As Irish employment numbers continue to rise and economic recovery continues to take hold, the issue of health and wellbeing in the workplace is increasingly in focus.
Employers of all sizes seeking to attract and particularly retain talent are working to create environments in which employee welfare is prioritised and health and wellbeing is openly encouraged and supported.
Not only does this create a positive atmosphere, it boosts productivity, reduces recruitment costs for businesses and helps position the company as an employer of choice.
This year the Pfizer Health Index 2017, which is a nationally representative study on health and wellbeing, demonstrates that although there are high incidences of health conditions in Ireland with significant levels of cardiovascular disease, chronic pain and diabetes for example, as a nation, we generally tend to rate our health as very good to excellent.
This year, the study also focuses particularly on workplace health and wellbeing, and in this sense, the same positive trends are apparent. 80% of Irish employees tend to rate their work-life balance as very good or better, 88% of people find the content their job interesting, and 92% of those surveyed rated their relationships with colleagues as good to excellent.
These findings marry with the latest Eurobarometer figures that demonstrate 80% of Irish workers view their working conditions as good and 88% are likely to discuss work-related problems with colleagues.
The soundings are therefore positive. However, while positive, this optimistic worker outlook belies the fact that almost 3 in 10 workers have a health condition — such as high cholesterol, high/low blood pressure, asthma, arthritis or chronic pain.
Nearly two-thirds describe their work as stressful to very stressful and three-quarters of workers have not discussed a health issue with their employers, fearing negative impact on their career prospects or indeed because of simple embarrassment.
Thus, while workers’ positive attitudes may not reveal the true extent of health issues and health condition incidence amongst Irish employees, there are clear issues to be addressed.
In fact, the Economic and Social Research Institute (ESRI) estimates that musculoskeletal disorders (MSD) and stress, anxiety and depression (SAD) are the most common workplace health issues in Ireland.

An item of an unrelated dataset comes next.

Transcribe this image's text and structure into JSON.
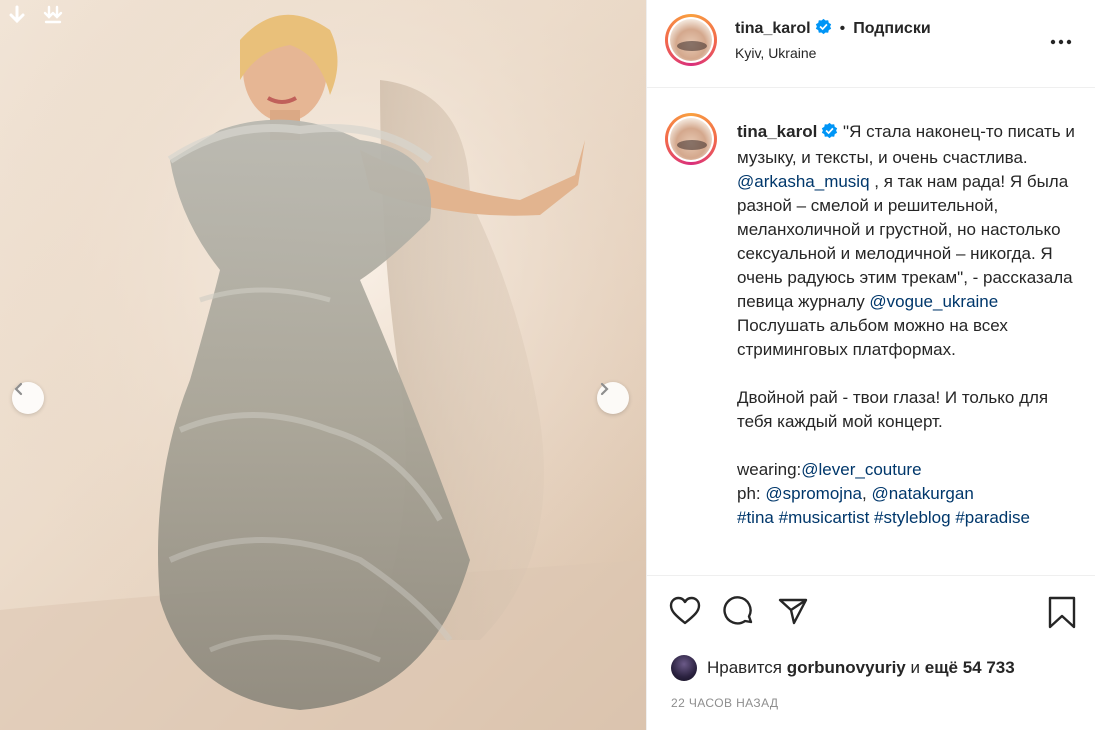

The Institute’s research found that over the period 2002 to 2013, these two types of illnesses accounted for 68% of work-related illness in Ireland. MSD accounted for 50% and SAD for 18%.
In addition, the European Agency for Safety and Health at Work estimates that around half of European workers consider stress to be common in their workplace, and it contributes to around half of all lost working days. Beyond the workplace, worker health and wellbeing has a wider national economic and social impact.
Although it is challenging to specifically quantify the costs, the figures on disease-specific expenditure help to paint a picture. For example, incidence of cardiovascular disease is estimated as equating to 6% of the national health spend and rheumatoid arthritis costs approximately €1.6bn per annum. Thus the knock-on economic impact of ensuring occupational health and safety at work, where around two million of Irish people spend the majority of our time, is clear.
The World Health Organisation (WHO) defines a healthy workplace one in which workers and managers collaborate to use a continual improvement process to protect and promote the health, safety and wellbeing of all workers.
The Pfizer Health Index 2017 shows that employers are focusing on this area with 73% of respondents agreeing their employers are committed to health and wellbeing and one in five respondents having taken part in a workplace health and wellness initiative in the past three months.
But, there is an appetite for more. Almost 90% of respondents said there is a need for greater emphasis on worker health and wellbeing, and that more needs to be done.
At a national level, it is positive to see Government prioritising workplace health, through development of the Healthy Workplace Framework, and the Healthy Ireland Network, of which Pfizer is a part..
Employee health and wellbeing is a topic that will continue to be increasingly relevant, as more and more people enter, remain in, and return to, the workplace in Ireland. At Pfizer, we are glad to add further insight on the topic through this, the 12th year of our research and to continue to support a national conversation on the health priorities of Irish people.
Paul Reid is managing director of Pfizer Healthcare Ireland.